Los repartió. Baró, el joven, no fumaba.

—Gracias, gracias. Cuido mucho mis pulmones.

—Es tu cabeza lo que tienes que cuidar, Alejandro. El porvenir de la industria naval está encerrado en ella.

Alejandro Baró sonreía y daba las gracias con gesto tímido.

—No tanto, no tanto. El verdadero talento, como todo el mundo sabe…
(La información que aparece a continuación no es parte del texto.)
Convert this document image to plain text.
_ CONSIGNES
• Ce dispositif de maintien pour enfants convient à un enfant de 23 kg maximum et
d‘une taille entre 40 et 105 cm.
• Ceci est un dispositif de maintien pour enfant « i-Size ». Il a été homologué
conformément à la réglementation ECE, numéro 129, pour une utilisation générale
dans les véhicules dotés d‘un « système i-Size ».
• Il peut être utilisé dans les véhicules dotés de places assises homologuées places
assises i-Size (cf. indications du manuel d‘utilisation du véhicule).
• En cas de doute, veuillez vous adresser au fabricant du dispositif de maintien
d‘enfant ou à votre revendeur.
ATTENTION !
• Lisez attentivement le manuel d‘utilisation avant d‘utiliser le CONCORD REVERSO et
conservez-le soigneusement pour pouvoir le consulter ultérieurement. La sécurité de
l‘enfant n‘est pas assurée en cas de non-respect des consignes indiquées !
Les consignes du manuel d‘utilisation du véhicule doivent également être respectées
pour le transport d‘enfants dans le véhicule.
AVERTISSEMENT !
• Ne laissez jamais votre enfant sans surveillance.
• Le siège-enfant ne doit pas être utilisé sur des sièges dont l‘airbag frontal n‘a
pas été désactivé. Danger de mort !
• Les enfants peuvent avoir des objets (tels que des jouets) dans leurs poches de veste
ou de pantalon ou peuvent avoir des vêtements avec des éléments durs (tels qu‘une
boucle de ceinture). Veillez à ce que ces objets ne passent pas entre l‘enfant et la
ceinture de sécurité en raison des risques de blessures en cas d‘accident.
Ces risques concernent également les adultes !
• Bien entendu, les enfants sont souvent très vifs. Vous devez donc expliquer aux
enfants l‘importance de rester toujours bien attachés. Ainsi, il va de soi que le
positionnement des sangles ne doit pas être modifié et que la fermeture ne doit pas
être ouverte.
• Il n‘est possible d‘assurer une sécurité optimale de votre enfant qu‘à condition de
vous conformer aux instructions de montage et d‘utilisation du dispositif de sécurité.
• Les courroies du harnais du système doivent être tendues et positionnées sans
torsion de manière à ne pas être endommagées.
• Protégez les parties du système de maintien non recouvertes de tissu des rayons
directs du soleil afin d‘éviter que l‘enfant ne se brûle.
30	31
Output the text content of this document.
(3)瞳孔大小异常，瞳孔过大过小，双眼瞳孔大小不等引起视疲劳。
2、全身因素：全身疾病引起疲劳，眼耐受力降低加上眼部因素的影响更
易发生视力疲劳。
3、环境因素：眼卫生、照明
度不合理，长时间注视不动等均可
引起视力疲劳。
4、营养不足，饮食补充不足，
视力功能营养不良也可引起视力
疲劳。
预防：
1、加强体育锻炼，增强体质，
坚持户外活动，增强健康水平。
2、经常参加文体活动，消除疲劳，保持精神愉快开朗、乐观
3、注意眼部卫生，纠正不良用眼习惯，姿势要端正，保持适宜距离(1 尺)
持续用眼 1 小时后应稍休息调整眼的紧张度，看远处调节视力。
La bandeja en que trajeron el café era grande, ancha, pesada, de plata oscura. La cubría un mantelillo de encaje. El coñac venía en un frasco de cristal blanco, tallado, irisado en las aristas. La doncella, silenciosa, encendió una lamparilla y calentó unas copas. Mientras, Alejandro sirvió el café. Tenía manos largas, cuidadas, llevaba una alianza y, en el mismo dedo, una sortija de brillantes. Cada vez que centelleaban, Carlos cerraba los ojos. También centelleaban los ojos del gato, como si estuviese iluminado por una luz interior, una luz cambiante: dorada, verdosa, gris. Carlos apartó la mirada de los brillantes y la fijó en los ojos del gato.